Breakfast Loaf (or Lunch or Dinner Loaf!)
- 6 eggs, beaten
- 1/4 teaspoon salt
- 1/8 teaspoon pepper
- 1 tablespoon butter or margarine
- 1 (1 pound) round French bread loaf
- 6 ounces thinly sliced deli ham, divided
- 3/4 cup shredded Monterey Jack cheese, divided
- 3/4 cup shredded Cheddar cheese, divided
- 1/2 medium red bell pepper, thinly sliced
- 1 medium tomato, thinly sliced
- In a small bowl, combine eggs, salt and pepper. Melt butter in a skillet; add eggs. Cook and stir until set; set aside. Cut the top fourth off loaf of bread. Carefully hollow out top and bottom, leaving a 1/2-in. shell. (Discard removed bread or save for another use.) Set top aside.
- In bottom of bread, place a fourth of the ham. Layer with half of the Monterey Jack and cheddar cheese, red pepper, scrambled eggs and tomato slices. Top with the remaining cheese and ham. Gently press the layers together. Replace bread top and wrap tightly in foil. Bake at 350 degrees F for 25-30 minutes or until heated through. Let stand for 10 minutes before cutting.
Italian Sausage Spinach and Egg Pie
- 1 pound bulk Italian sausage
- 6 eggs
- 2 (10 ounce) packages frozen chopped spinach, thawed and squeezed dry (make sure the spinach is really dry)
- 3 cups shredded mozzarella cheese
- ¾ c pecorino romano cheese, or asiago, or cheddar
- 3/4 cup ricotta cheese
- 1/2 teaspoon salt
- 1/8 teaspoon garlic powder
- 1/8 teaspoon pepper
- 1 (10 inch) pastry for a double crust pie
- 1 tablespoon water
- In a skillet, cook sausage over medium heat until no longer pink; drain. Separate one egg and set the yolk aside. In a mixing bowl, beat the egg white and remaining eggs. Add spinach, mozzarella cheese, ricotta cheese, salt, garlic powder, pepper and sausage; mix well.
- Line a 10-in. pie plate with bottom pastry. Add filling. Roll out remaining pastry to fit top of pie; place over filling. Trim, seal and flute edges. Cut slits in pastry. If desired, cut out holly leaf and berry shapes from pastry scraps; place on top crust. Beat water and remaining egg yolk; brush over top.
- Bake at 375 degrees F for 50-60 minutes or until crust is golden brown and filling is bubbly. Let stand for 10 minutes before cutting.
NOTE: this recipe makes a lot of filling so if you have more than needed for a 10” pie, put any remaining filling in greased 1 cup ramekins and bake the ramekins for about 20 – 25 minutes or until browned on top and set.
NOTE 2: this recipe is great as leftovers! It may be microwaved but is better reheated in the oven covered with foil.
Poached Huevos Rancheros
- Mince onion and chop garlic.
- Bring water and vinegar to a light boil in a shallow pan. Make sure there is enough water to cover eggs.

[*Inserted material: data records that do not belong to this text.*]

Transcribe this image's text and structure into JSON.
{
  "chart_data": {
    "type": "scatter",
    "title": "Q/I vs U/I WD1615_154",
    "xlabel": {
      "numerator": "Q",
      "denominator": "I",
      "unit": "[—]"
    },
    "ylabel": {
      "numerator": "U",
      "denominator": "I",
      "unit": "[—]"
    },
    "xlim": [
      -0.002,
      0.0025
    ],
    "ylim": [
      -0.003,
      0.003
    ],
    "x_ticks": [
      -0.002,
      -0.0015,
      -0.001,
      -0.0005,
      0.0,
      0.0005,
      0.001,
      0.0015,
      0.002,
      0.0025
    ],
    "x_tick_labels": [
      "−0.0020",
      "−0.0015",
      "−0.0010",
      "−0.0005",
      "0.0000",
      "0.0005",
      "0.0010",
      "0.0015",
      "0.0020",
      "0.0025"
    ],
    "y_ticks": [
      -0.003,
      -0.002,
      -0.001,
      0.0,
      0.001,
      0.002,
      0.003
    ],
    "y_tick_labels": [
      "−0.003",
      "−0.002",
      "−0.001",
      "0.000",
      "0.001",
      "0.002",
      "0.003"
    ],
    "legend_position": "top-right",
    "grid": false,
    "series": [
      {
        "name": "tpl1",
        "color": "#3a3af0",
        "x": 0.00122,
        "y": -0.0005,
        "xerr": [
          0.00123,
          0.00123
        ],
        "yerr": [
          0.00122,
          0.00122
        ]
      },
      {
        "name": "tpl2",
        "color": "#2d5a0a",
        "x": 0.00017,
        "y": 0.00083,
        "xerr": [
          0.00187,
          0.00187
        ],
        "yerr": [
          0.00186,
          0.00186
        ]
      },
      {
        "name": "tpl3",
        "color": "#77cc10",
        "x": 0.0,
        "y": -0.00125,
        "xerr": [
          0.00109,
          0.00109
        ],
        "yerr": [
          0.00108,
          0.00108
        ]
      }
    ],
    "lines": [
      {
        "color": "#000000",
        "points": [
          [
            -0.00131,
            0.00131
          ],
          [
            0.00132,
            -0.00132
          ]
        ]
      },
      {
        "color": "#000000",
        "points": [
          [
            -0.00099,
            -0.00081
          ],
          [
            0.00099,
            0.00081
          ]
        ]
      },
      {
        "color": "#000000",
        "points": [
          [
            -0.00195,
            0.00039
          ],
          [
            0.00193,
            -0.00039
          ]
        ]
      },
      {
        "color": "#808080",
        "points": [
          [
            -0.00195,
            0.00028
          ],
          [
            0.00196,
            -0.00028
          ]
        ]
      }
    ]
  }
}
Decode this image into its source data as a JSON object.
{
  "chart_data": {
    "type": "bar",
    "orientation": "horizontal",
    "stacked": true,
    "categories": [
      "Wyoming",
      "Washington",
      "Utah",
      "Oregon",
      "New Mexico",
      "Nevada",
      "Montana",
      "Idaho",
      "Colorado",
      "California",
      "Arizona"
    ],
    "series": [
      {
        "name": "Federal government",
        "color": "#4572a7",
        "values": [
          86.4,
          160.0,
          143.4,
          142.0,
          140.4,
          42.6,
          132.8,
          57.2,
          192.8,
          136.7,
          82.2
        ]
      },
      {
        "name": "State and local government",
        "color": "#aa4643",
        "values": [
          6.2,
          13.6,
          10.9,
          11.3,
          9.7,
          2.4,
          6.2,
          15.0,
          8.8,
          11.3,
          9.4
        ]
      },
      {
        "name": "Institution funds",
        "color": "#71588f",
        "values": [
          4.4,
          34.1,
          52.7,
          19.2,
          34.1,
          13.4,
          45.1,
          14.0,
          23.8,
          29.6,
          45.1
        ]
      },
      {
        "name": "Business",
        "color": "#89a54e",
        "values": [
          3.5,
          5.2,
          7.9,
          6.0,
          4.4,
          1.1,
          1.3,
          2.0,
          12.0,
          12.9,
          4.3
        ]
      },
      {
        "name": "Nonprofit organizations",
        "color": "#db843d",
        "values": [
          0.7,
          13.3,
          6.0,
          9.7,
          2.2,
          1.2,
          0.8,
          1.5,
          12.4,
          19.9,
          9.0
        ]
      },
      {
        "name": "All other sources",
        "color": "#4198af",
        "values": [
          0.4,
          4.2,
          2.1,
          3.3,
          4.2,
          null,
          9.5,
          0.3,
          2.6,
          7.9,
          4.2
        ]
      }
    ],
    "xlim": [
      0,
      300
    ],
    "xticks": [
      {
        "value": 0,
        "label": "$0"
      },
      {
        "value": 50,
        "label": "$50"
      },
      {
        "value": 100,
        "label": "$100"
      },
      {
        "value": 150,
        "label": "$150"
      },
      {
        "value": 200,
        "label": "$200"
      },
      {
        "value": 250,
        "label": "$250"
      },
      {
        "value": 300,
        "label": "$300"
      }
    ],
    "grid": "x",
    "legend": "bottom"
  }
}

- In a separate stainless steel skillet, heat 1 TBS broth. Heat broth over medium until it starts to boil, and sautee the onion for about 3 minutes stirring frequently, until translucent. Add garlic, beans, red chili powder, cumin, and rest of broth while egg water is coming to a boil. Warm beans for about 10 minutes on medium low heat, stirring occasionally. Add cilantro, salt, and pepper and remove from heat.
- To poach eggs, crack into water and cook about 5 minutes, just until the white is set and the yolk have filmed over. Remove with a slotted spoon, and place eggs over beans. Serve with salsa, shredded romaine lettuce, and avocado.
TIPS FOR POACHING EGGS: Make sure you do not add any salt to the poaching water for the eggs. The salt has a tendency to dissolve the egg whites. By making sure there is enough water in the poaching pan to cover eggs, you avoid the eggs sticking to the bottom of the pan — you want the eggs to float while they cook. Having enough water also avoids breaking the eggs when you remove them with the slotted spoon. You may want to lay the spoon with the egg on a towel briefly after removing egg from water. This allows the towel to absorb some of the poaching water, and it won’t end up in your beans.